Trump administration ends California talks on auto emissions - White House
WASHINGTON (Reuters) - U.S.
WASHINGTON (Reuters) - U.S. President Donald Trump's administration has ended talks with California over federal plans to roll back fuel economy rules designed to reduce greenhouse gas emissions, the White House said in a statement on Thursday.
"The administration is moving forward to finalize a rule later this year with the goal of promoting safer, cleaner and more affordable vehicles," the statement said.
California and 19 other U.S. states have demanded the Trump administration abandon a proposal that it made in August to freeze fuel efficiency standards after 2020 and take away California's ability to impose stricter emissions rules.

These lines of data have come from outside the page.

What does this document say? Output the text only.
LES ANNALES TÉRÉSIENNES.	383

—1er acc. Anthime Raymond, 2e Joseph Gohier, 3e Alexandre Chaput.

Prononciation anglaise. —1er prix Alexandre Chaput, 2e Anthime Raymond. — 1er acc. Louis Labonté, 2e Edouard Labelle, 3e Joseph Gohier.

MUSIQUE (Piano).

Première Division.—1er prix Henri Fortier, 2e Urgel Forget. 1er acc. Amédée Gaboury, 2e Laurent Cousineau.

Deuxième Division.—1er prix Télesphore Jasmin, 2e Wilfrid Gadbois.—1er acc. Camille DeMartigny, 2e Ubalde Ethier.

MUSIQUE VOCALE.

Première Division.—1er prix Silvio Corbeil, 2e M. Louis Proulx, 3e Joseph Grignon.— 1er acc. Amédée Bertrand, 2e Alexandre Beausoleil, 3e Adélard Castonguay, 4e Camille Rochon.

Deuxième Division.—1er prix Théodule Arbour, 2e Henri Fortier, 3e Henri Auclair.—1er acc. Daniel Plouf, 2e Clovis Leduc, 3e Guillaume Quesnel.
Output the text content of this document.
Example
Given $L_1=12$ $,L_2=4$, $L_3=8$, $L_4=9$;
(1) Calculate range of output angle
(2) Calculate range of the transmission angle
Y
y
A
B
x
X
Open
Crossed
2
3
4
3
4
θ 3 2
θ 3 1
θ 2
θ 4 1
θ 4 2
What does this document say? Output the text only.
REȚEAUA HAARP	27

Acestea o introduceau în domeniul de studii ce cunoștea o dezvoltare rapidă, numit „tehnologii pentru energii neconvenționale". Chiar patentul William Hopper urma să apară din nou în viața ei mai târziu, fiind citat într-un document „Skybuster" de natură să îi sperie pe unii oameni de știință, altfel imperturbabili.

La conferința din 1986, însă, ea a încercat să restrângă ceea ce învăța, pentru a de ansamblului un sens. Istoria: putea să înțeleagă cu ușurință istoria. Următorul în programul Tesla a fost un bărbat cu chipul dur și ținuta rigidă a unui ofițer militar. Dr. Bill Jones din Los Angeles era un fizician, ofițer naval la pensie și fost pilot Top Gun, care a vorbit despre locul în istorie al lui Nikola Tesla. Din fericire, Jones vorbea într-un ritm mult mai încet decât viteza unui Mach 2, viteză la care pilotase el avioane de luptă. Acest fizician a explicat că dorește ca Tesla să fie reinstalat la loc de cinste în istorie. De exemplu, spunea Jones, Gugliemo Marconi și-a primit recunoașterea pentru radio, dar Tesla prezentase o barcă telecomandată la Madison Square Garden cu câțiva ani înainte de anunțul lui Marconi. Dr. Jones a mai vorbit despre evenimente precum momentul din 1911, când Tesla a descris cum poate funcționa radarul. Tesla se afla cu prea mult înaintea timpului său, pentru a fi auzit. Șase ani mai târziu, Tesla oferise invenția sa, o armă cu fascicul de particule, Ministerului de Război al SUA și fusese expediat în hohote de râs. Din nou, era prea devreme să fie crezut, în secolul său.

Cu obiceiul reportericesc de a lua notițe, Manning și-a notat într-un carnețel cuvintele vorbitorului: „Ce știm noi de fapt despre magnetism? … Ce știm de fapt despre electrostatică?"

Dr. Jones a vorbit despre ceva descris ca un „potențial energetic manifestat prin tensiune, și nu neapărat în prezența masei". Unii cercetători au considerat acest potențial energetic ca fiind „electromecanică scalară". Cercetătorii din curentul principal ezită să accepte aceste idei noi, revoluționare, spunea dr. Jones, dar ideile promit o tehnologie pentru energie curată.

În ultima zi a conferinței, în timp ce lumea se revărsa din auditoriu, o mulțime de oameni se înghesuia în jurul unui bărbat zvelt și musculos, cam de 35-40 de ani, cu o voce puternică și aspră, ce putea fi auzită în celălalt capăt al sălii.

On Wednesday a government official had said federal officials decided to end negotiations with California over the Trump administration's plans, but offered no further details on the end of the talks and it was not immediately clear at that time when an announcement would be made.
General Motors, Ford Motor Co and Fiat Chrysler Automobiles generate most of their global profits from large pickup trucks and sport utility vehicles in the United States. All three automakers have already discontinued or planned to drop small and medium sedans from their lineups to focus on trucks and SUVs.
The Obama-era rules to rules to require automakers to roughly double average fuel efficiency by 2025 were one of that administration’s most significant climate policy actions.